It is safe to assume that world asset markets will not be as fruitful or as calm in 2018 as they have been in 2017. Every major stock market registered strong gains for the year amid record low volatility. Corporate profit growth was strong almost everywhere, by the standards of the post-crisis era. Despite all this, bonds and precious metals also made a little money. Signs of the euphoria that precedes the bursting of a bubble were largely confined to the increasingly bizarre world of cryptocurrencies.
What is to be expected in 2018?
It is hard to predict but the truth is that the period of constant rise in stock markets with massive QE is going to be finished. And there is another new phenomenon which is likely going to happen after February 2018: US companies will be able to repatriate massive volumes of US dollars from abroad. Some are expecting an even bigger rise in the S&P 500.
The 19% rise in the S&P 500 last year and the 25% gain in the Dow Industrials have fuelled expectations for more volatility in 2018. Stocks have risen sharply in the past year, and valuations have become increasingly stretched as a result. After climbing 19%, the S&P 500 now trades at 18.4 times expected earnings versus a forward price-earnings ratio of 16.8 at the outset of the year, according to FactSet. That is the richest it has been in 15 years.
For example, Byron Wien, the Blackstone Group L.P. vice chairman who’s been making a widely-watched list of year-ahead predictions for more than three decades, said in his newest list Tuesday that he believes there will be a correction of at least 10%.
Probably it can be even higher, up to 25 – 35 %, because it is too good to be true… Companies and people were permanently investing into shares due to cheap funding and the circle is repeating itself year by year as from 2008. It has nothing to do with productivity and on other end companies like Apple sit on more than one-third of tech’s offshore cash pile. It’s a considerable sum- the nine tech companies with the biggest offshore bank accounts are currently sitting on a combined $632 billion, which is about 15% of their combined market cap.

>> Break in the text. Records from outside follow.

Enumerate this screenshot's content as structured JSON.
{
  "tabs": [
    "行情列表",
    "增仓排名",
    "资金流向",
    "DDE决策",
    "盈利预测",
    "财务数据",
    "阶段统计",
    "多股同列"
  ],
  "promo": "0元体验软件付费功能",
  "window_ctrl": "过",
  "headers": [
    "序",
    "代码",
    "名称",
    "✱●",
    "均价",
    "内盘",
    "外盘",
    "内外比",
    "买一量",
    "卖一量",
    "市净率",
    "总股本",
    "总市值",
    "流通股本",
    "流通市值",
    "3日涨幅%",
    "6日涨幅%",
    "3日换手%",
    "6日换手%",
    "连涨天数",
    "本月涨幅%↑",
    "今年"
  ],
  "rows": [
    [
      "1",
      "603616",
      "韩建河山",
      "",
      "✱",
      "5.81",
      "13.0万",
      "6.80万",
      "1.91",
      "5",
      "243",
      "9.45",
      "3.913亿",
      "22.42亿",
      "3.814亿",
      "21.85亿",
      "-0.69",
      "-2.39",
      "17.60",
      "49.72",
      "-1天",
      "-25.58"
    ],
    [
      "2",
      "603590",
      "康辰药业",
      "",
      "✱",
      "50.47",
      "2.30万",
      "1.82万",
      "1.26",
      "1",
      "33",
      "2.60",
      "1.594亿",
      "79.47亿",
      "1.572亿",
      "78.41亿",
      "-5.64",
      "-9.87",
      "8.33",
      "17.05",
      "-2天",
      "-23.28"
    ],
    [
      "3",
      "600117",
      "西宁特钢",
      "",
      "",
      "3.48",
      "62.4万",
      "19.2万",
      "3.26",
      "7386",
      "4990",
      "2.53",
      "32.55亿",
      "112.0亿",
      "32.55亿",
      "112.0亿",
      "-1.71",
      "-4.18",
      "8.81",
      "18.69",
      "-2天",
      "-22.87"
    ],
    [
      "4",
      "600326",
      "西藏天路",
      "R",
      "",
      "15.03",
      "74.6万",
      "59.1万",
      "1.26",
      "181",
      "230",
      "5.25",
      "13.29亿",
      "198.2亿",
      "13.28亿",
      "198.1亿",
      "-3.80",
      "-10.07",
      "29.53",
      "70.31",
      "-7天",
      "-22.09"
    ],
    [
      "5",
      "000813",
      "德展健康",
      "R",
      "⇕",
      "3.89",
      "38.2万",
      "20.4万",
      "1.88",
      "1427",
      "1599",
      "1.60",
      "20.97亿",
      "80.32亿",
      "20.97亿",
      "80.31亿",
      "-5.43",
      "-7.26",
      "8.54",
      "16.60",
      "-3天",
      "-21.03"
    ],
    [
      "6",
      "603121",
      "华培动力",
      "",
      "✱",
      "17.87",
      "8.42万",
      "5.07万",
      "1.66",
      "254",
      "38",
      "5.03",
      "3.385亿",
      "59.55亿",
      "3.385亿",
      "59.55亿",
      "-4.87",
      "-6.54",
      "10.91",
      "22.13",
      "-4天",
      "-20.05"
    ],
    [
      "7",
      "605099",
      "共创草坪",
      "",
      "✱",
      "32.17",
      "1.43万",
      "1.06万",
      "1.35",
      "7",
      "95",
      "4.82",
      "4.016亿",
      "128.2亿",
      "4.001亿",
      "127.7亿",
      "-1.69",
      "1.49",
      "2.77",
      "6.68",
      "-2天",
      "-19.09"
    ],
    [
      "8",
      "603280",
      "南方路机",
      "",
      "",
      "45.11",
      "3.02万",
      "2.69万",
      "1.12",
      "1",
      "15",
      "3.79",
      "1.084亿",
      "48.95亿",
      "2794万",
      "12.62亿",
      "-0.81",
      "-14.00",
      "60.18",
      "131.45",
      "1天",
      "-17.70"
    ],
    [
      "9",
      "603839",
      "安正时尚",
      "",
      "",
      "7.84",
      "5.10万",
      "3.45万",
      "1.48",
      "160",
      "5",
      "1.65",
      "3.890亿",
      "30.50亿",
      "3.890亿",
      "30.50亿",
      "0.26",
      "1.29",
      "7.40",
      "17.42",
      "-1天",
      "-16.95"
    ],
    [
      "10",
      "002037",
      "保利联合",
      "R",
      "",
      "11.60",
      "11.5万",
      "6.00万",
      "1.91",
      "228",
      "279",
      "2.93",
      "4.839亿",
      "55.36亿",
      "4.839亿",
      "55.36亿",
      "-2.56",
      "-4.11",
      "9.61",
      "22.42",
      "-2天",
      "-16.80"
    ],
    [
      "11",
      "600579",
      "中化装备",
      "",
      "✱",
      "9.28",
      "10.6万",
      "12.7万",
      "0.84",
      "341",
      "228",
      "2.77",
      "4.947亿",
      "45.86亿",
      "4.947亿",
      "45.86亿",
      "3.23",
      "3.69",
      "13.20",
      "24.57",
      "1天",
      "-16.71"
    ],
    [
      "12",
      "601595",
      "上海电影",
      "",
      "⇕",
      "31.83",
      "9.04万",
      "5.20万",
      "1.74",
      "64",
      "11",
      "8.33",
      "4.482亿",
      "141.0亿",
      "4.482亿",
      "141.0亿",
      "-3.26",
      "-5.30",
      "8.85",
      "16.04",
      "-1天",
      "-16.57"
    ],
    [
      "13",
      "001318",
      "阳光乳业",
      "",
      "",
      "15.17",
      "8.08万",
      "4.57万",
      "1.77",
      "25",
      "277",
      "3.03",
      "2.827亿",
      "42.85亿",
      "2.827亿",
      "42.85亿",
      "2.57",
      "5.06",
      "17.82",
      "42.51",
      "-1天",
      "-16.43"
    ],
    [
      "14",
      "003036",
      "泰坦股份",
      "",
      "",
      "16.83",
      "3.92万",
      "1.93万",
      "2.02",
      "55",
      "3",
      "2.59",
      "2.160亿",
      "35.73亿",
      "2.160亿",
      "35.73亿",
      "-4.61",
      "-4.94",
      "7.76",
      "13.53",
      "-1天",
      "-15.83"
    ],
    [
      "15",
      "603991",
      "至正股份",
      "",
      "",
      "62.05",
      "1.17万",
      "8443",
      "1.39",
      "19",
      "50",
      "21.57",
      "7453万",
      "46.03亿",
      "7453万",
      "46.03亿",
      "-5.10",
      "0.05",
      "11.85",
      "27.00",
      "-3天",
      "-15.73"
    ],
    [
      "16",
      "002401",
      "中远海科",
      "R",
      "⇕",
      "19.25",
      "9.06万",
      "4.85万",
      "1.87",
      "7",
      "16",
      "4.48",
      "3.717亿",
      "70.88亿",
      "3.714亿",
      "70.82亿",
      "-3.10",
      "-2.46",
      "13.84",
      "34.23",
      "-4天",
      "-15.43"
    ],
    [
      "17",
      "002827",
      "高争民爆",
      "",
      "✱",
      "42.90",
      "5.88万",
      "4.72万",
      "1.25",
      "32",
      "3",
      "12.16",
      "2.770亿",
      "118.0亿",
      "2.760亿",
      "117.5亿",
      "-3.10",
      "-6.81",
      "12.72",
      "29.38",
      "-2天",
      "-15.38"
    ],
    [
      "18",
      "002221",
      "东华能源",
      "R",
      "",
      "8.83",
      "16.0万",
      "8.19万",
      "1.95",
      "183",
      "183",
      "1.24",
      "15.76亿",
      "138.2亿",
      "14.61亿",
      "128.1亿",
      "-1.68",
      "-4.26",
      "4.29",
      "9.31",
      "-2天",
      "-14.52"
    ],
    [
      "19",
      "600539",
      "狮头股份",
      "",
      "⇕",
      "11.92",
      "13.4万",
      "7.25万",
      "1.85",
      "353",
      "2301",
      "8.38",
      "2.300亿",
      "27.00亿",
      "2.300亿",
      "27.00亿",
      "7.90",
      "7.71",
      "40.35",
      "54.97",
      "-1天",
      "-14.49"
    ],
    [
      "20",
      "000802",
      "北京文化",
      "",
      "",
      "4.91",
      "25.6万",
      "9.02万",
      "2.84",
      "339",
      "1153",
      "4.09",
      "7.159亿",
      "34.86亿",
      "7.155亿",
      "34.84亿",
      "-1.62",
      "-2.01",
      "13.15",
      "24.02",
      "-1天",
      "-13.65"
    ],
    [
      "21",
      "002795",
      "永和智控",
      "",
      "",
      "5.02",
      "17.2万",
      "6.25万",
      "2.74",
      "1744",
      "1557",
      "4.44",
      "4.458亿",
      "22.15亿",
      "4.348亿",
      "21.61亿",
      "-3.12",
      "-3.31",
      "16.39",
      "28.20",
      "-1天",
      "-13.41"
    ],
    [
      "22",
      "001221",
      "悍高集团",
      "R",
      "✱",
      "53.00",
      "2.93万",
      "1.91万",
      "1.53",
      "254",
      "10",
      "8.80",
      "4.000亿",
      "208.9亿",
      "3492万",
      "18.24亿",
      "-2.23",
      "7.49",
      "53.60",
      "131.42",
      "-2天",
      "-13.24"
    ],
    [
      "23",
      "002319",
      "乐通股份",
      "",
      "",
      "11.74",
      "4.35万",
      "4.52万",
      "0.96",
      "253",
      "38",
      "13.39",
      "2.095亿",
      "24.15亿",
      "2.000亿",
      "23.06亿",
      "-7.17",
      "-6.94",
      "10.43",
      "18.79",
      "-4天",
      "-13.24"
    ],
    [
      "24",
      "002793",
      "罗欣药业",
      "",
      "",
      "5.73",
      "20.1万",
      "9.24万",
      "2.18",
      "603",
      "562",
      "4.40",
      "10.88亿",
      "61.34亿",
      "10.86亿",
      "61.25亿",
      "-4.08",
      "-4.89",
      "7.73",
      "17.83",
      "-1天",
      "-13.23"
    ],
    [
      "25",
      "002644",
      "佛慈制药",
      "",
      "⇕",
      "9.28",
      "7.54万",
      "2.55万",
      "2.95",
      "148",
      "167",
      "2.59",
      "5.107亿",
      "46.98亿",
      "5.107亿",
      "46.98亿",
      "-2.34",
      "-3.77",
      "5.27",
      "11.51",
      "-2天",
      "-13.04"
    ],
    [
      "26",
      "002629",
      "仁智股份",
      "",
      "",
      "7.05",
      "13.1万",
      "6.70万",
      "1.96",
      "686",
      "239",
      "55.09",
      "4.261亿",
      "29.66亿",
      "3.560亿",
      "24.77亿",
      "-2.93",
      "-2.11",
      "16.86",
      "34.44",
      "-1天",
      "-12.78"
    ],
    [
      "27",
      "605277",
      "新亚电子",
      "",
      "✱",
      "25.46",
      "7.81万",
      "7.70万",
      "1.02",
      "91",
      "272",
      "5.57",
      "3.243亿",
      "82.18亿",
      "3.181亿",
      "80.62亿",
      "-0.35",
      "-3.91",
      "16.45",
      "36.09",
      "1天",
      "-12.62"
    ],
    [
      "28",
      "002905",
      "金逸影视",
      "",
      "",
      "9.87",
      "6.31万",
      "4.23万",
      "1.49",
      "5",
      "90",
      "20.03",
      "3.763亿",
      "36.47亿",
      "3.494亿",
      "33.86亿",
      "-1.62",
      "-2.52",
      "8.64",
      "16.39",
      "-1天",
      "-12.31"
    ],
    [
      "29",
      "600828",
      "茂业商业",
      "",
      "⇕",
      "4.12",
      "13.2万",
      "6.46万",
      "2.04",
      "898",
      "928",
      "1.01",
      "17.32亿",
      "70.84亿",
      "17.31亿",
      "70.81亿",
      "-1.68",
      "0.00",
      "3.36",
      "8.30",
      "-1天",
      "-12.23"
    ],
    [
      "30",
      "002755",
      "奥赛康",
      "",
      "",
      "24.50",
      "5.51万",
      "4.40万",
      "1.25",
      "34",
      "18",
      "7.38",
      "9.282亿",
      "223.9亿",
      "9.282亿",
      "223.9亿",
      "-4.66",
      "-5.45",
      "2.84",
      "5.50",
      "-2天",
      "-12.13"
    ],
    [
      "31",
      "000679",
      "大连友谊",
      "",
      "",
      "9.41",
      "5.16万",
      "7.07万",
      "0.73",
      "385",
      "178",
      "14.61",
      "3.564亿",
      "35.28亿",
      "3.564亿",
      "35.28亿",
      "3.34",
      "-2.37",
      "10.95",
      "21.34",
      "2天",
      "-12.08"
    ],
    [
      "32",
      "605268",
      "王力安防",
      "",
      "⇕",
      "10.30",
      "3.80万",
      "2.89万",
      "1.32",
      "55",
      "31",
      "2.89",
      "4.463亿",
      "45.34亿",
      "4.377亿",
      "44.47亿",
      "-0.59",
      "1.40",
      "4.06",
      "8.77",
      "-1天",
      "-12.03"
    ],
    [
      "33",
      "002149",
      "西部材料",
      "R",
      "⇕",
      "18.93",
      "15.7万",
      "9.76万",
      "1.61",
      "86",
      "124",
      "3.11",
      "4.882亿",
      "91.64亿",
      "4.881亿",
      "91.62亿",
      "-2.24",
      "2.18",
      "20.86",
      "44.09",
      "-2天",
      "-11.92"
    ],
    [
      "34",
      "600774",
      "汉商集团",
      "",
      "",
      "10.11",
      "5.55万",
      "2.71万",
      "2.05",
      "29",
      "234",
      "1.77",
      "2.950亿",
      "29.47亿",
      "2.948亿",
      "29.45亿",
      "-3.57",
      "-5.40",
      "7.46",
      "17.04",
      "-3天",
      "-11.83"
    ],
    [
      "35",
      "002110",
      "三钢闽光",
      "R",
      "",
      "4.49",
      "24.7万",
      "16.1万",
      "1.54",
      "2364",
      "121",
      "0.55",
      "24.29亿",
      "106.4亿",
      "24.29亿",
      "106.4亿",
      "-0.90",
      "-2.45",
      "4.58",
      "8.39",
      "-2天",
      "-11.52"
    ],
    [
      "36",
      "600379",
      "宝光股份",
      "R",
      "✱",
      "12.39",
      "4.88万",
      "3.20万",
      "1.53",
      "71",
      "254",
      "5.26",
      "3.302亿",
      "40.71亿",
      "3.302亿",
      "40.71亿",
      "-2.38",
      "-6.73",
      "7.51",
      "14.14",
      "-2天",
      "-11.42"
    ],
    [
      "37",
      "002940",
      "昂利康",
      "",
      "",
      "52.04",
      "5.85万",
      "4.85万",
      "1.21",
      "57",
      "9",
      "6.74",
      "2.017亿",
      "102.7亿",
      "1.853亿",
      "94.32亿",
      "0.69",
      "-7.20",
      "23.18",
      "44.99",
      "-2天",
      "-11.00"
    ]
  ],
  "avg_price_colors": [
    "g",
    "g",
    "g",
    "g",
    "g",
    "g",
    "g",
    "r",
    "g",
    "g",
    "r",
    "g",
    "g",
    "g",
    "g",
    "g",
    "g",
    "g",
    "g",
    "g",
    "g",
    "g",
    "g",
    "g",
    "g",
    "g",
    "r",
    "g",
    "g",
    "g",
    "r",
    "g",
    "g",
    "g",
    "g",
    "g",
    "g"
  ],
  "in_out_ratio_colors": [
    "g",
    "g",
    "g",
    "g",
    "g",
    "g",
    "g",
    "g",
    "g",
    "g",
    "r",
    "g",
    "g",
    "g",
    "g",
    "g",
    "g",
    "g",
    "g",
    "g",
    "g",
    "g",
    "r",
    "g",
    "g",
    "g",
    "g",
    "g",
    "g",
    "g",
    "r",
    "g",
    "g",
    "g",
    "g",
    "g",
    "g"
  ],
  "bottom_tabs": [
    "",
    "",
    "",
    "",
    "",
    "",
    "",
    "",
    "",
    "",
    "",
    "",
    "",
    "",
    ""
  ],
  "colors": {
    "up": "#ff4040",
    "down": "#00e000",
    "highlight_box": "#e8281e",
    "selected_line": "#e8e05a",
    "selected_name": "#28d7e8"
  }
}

Following a tax holiday in 2004, U.S. companies put 94 cents of every new dollar toward buybacks or dividends, according to a study National Bureau of Economic Research. So how it will be in 2018? The real question is: ” Are they going to make buybacks at prices of their shares which are at historic high levels?” or will they wait and see if there will be unexpected pull back in the market sentiment?
One way or another the worrying factor is that every such decline will wipe out considerable amounts of funds which were invested. These funds could have been spent in supporting the growth of SME businesses where clear results will be created. Investing into productivity and job creation which are sustainable is the best possible long term investment.
I am truly convinced that everybody has freedom of choice to invest even into cryptocurrencies like bitcoin, etc. With what goal? Simply to get richer, to possess larger amount of money each year and to feel happier from it? Safer perhaps? Why people do not try to create their own businesses or even if they have them they prefer to gamble with virtual assets? Anyhow these are difficult questions to be answered. My answer was the creation of software as a service platform www.finance4project.com.
With my co-founder, we receive every day new projects to be financed. Some are bankable, some not, sometimes they come only as projects ideas but anyhow it is good. We are seeing a wish to create, to be independent, to become “rich” from the work that these people like to do, and in this way to contribute to the prosperity of community, the country where they live.
Every month we are targeting some country in our campaigns to see how project holders react and post their projects. Last month it was Kenya and we were really surprised by the activity and interesting projects we received. So far we are testing the public zone of platform where project holders can present their projects to private investors registered in F4P.
Later we expect to get at least 3 banks from each country to register and in this way to facilitate and widen the possibility to get the best available financing from those registered banks. This will be as well a relief for the banks: They will get properly prepared documentation pack for projects which we (f4p banking team) intend to help to coordinate via our digital platform. Not to mention the cross-selling opportunities for each new client that can be originated via our platform. Project holders can save considerable time not running from bank to bank and concentrate in preparing quality and complete pack of documentation to send simultaneously to various banks fishing for new business.
With the changing business environment in the USA there can be changes following as well in Europe.
The ECB has been struggling to push up inflation in the currency bloc closer to its medium -term target of just below 2%. In forecasts issued earlier this month, the ECB said that even by 2020 inflation would average only 1.7%. Eurozone inflation was 1.5% in November.
In addition to rock-bottom interest rates, the ECB has been purchasing government bonds in a large scale for nearly three years. Starting this month it will lower its monthly volume of purchases to €30 billion from €60 billion through September.
So there is a lot to be considered and one thing is sure: the black swan effect can mix all predictions to completely unimaginable consequences for investors.